This can be very difficult. We wish we could push a magic button and take care of it for you, but the truth is that the scalability and performance of your site is much more under your control than ours. When sites encounter performance issues (such as 503 errors) under load, we almost always find that it is some problem with the site's programming that is responsible. Based on our extensive experience with such situations, we have prepared some general guidelines to help you design a site that is fast and scalable and remains available under heavy load.
First, if you are running WordPress, this information will not be much help. Basic WordPress installs are hopelessly incapable of surviving traffic surges. It requires extensive, specialized tuning to have a WordPress site that remains available under load. We recommend that you read and follow our Advanced WordPress Configuration guide, but even that is mostly in the nature of a good start.
For applications you are developing yourself, the following information may be helpful.
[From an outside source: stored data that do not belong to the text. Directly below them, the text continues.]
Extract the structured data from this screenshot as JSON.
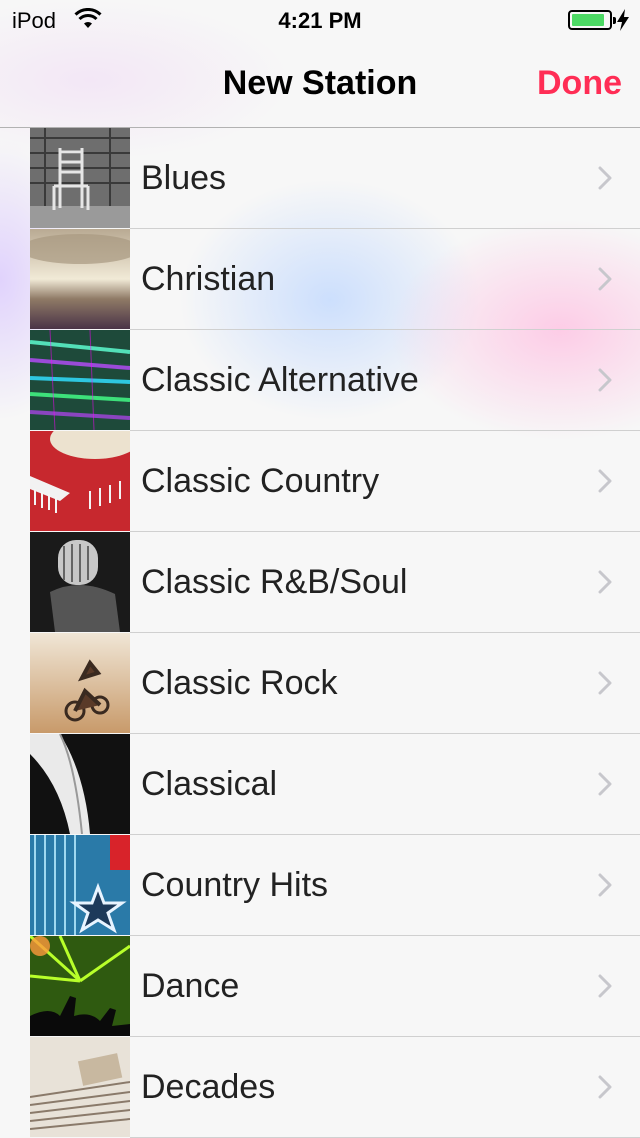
{
  "status_bar": {
    "carrier": "iPod",
    "time": "4:21 PM",
    "battery_level": 0.9,
    "battery_color": "#4cd964"
  },
  "nav": {
    "title": "New Station",
    "done_label": "Done",
    "accent_color": "#ff2d55"
  },
  "stations": [
    {
      "label": "Blues",
      "thumb_icon": "blues-photo"
    },
    {
      "label": "Christian",
      "thumb_icon": "christian-photo"
    },
    {
      "label": "Classic Alternative",
      "thumb_icon": "classic-alternative-photo"
    },
    {
      "label": "Classic Country",
      "thumb_icon": "classic-country-photo"
    },
    {
      "label": "Classic R&B/Soul",
      "thumb_icon": "classic-rnb-soul-photo"
    },
    {
      "label": "Classic Rock",
      "thumb_icon": "classic-rock-photo"
    },
    {
      "label": "Classical",
      "thumb_icon": "classical-photo"
    },
    {
      "label": "Country Hits",
      "thumb_icon": "country-hits-photo"
    },
    {
      "label": "Dance",
      "thumb_icon": "dance-photo"
    },
    {
      "label": "Decades",
      "thumb_icon": "decades-photo"
    }
  ]
}
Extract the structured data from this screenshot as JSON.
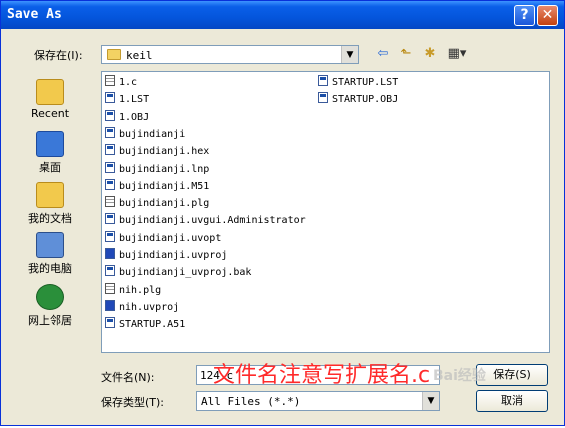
{
  "window": {
    "title": "Save As"
  },
  "toolbar": {
    "save_in_label": "保存在(I):",
    "save_in_value": "keil"
  },
  "places": [
    {
      "label": "Recent",
      "color": "#f2c94c"
    },
    {
      "label": "桌面",
      "color": "#3a78d8"
    },
    {
      "label": "我的文档",
      "color": "#f2c94c"
    },
    {
      "label": "我的电脑",
      "color": "#5f8fd8"
    },
    {
      "label": "网上邻居",
      "color": "#2a8f3a"
    }
  ],
  "files_col1": [
    {
      "name": "1.c",
      "icon": "doc"
    },
    {
      "name": "1.LST",
      "icon": "app"
    },
    {
      "name": "1.OBJ",
      "icon": "app"
    },
    {
      "name": "bujindianji",
      "icon": "app"
    },
    {
      "name": "bujindianji.hex",
      "icon": "app"
    },
    {
      "name": "bujindianji.lnp",
      "icon": "app"
    },
    {
      "name": "bujindianji.M51",
      "icon": "app"
    },
    {
      "name": "bujindianji.plg",
      "icon": "doc"
    },
    {
      "name": "bujindianji.uvgui.Administrator",
      "icon": "app"
    },
    {
      "name": "bujindianji.uvopt",
      "icon": "app"
    },
    {
      "name": "bujindianji.uvproj",
      "icon": "proj"
    },
    {
      "name": "bujindianji_uvproj.bak",
      "icon": "app"
    },
    {
      "name": "nih.plg",
      "icon": "doc"
    },
    {
      "name": "nih.uvproj",
      "icon": "proj"
    },
    {
      "name": "STARTUP.A51",
      "icon": "app"
    }
  ],
  "files_col2": [
    {
      "name": "STARTUP.LST",
      "icon": "app"
    },
    {
      "name": "STARTUP.OBJ",
      "icon": "app"
    }
  ],
  "bottom": {
    "file_name_label": "文件名(N):",
    "file_name_value": "124.c",
    "file_type_label": "保存类型(T):",
    "file_type_value": "All Files (*.*)",
    "save_button": "保存(S)",
    "cancel_button": "取消"
  },
  "annotation": "文件名注意写扩展名.c",
  "watermark": "Bai经验"
}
- The basic principle of scalability is that however fast requests come in, they must complete at the same speed. If they do not, a backlog will form, response times will increase, and the site will eventually fail. This is the web's equivalent to the law of gravity: what goes in must come out. You cannot get around it.
- Take advantage of our network to cache whatever you can. If you set Cache-Control: or Expires: headers for scripted content, our system can store copies in RAM and serve that content orders of magnitude faster than if you generate the same content over and over from a script for each request. (This is helpful primarily for content that is shared between users. I.e. if you personalize a page for each visitor -- such as by using cookies -- caching is unlikely to help. Keep this in mind when designing your site, and try to avoid using cookies or sessions where they are not needed, especially on top-level or high-traffic pages.)
- Consider the availability, response times, and usage limits of any external resources your site depends on, like API's. The 100-requests-per-minute limit on that free message queueing web service (or mapping API, or geo IP lookup service, or whatever) you're using seems like a lot until you wind up on the front page of Reddit. Likewise, if your site depends on an external resource and that resource goes down, it's likely to cause timeouts on your site, and those can take forever, leading to a rapid collapse of the site.
- Don't do anything that causes incoming requests to be serialized, as that will cause the site to work fine normally (or in testing), but completely collapse under even trivial load. Nobody intentionally serializes requests; it's generally the side effect of something that seemed like a good idea at the time. Making every request obtain an exclusive lock on the same file, like a log file, is one common way to do this. (N.B. if you use mod_rewrite and enable logging, it does exactly this.)
- Your database can also be a source of performance problems. Although SQLite performs extremely well under low concurrency, it uses file locking and can have major scalability problems if any writes are performed. Don't use SQLite for an application you intend to scale unless it is read only, use MySQL instead. MySQL's base performance is slower, but it handles high concurrency much better. However, it is not a magic bullet. You should carefully consider indexing and locking, and monitor slow queries in order to get good performance from MySQL. With MySQL, there are often performance thresholds where exceeding a limit causes a dramatic drop in performance. One example is the use of temporary tables. Small temporary tables are stored in RAM. But large ones are written to disk, causing a dramatic drop in performance the minute a table exceeds the threshold for being stored in RAM.
- If your site uses caching or temporary files (including PHP's default file-backed session handling), make sure the files are well-organized and routinely pruned. Directories containing tens of thousands of files that are traversed for every request can saturate your available I/O resulting in extremely poor performance.
- If part or all of your application requires very high concurrency, particularly for long lived requests, don't use PHP. PHP's one-process-per-request model is not well suited to large numbers of concurrent requests, especially if they are mostly idle. Something like Node.JS is much more effective for that purpose and can scale to thousands of simultaneous connections, whereas PHP will typically choke at dozens. (Or, if it does not, you will likely choke when you see the bill; Node.JS not only handles high concurrency much better, but it also handles it much more cost effectively.)
Building scalable web sites is a high art, and the tips shared here only scratch the surface. But hopefully they offer a place to start on the long, hard journey to building a site that can handle hundreds of thousands of simultaneous users and dozens of requests per second. (And yes, we host those types of sites.)